Duke Franz Joseph in Bavaria, full German name: Franz Joseph Michael Karl Maria Evaristus Quirinus Ottokar Herzog in Bayern (23 March 1888, Schloss Tegernsee, Kingdom of Bavaria – 23 September 1912, Munich, Kingdom of Bavaria) was a Duke in Bavaria and member of the House of Wittelsbach. He was the fifth and youngest child of Duke Karl Theodor in Bavaria and Infanta Maria José of Portugal. Franz Joseph was the brother of Duke Ludwig Wilhelm in Bavaria and sisters Duchess Amalie in Bavaria, Duchess Sophie Adelheid in Bavaria, Duchess Elisabeth in Bavaria and Duchess Marie Gabrielle in Bavaria.

== Career ==
The Duke was a first lieutenant in Kaiser Wilhelm's own regiment of Uhlans, and a special instructor in the royal military riding academy in Munich. His horsemanship won him many prizes in German riding competitions.

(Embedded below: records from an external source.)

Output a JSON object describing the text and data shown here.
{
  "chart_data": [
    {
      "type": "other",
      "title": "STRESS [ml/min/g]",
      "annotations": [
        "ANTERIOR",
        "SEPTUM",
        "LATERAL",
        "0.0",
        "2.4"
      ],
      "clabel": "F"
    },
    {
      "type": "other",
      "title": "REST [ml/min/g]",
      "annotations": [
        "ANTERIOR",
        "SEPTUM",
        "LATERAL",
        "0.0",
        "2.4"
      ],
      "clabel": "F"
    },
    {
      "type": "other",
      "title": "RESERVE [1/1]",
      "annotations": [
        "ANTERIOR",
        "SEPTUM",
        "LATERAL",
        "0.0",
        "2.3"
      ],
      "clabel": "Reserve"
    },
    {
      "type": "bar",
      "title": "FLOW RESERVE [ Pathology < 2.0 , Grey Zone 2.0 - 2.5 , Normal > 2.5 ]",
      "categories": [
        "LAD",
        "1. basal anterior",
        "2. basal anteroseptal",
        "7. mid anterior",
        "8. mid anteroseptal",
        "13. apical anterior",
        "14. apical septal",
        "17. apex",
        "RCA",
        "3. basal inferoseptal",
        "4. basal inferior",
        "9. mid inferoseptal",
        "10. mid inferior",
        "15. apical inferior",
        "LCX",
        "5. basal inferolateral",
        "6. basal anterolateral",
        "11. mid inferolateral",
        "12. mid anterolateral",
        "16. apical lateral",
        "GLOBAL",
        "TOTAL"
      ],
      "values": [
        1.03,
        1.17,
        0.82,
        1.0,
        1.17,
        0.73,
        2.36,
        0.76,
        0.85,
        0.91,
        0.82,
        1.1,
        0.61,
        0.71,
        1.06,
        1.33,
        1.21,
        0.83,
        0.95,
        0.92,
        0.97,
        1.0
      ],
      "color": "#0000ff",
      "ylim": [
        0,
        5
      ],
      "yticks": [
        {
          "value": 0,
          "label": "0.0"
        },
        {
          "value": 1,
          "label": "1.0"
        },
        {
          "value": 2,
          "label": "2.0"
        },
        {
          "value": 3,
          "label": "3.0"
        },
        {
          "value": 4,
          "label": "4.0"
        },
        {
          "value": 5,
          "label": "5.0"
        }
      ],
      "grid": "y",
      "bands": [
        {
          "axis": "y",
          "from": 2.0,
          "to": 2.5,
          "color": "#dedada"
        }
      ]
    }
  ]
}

== Trip to America, 1910==
Duke Franz Josef in Bavaria visited the US in 1910 and hunted grizzly bears though the US press speculated on a possible American match (so popular at the time). The speculation was furthered when Franz Joseph commented on his cousin Prince Miguel's lovely American bride, Anita Stewart. He also told the papers nothing would 'stand in the way' of an American match though that wasn't the purpose of the visit. Before heading out west, he was widely feted in East Coast society.

Duke Franz Josef also spent time in New York City, where he stayed at the Plaza, and he was the "most-talked-about nobleman" to visit the US since Prince Henry of Prussia. Franz did not stand on ceremony. He liked to stroll about the city without his "suite of servants." He took in boxing matches, "took a look behind the scenes in the leading Broadway comic operas." He commented as being "highly pleased" with American chorus girls. The local media hailed the duke as "the most democratic nobleman that had ever landed in New York." Franz Josef was introduced to numerous American debutantes, but left the country without "tales of romance." He explained that he could not marry an American "unless he chose to lose his standing in the ducal family at home."

== Personal life ==
The young Duke Franz Josef had remained unmarried until his death in 1912, at the age of just 24 years old.
- Archduchess Elizabeth Franciska betrothal, broken in April 1912—additional info

Though remaining unmarried, through his relationship with Caroline "Lilly" Stockhammer, he became the progenitor of the von Plottnitz-Stockhammer family, which has produced descendants prominent in politics, education, and the arts. He is the grandfather of the German politician Rupert von Plottnitz (Franz-Joseph Rupert Ottomar von Plottnitz-Stockhammer), born July 4, 1940, in Danzig.

==Death==
Franz Joseph died of polio in 1912, the same year as his sisters Marie Gabrielle and Amélie. He was 24 years old at the time of his death.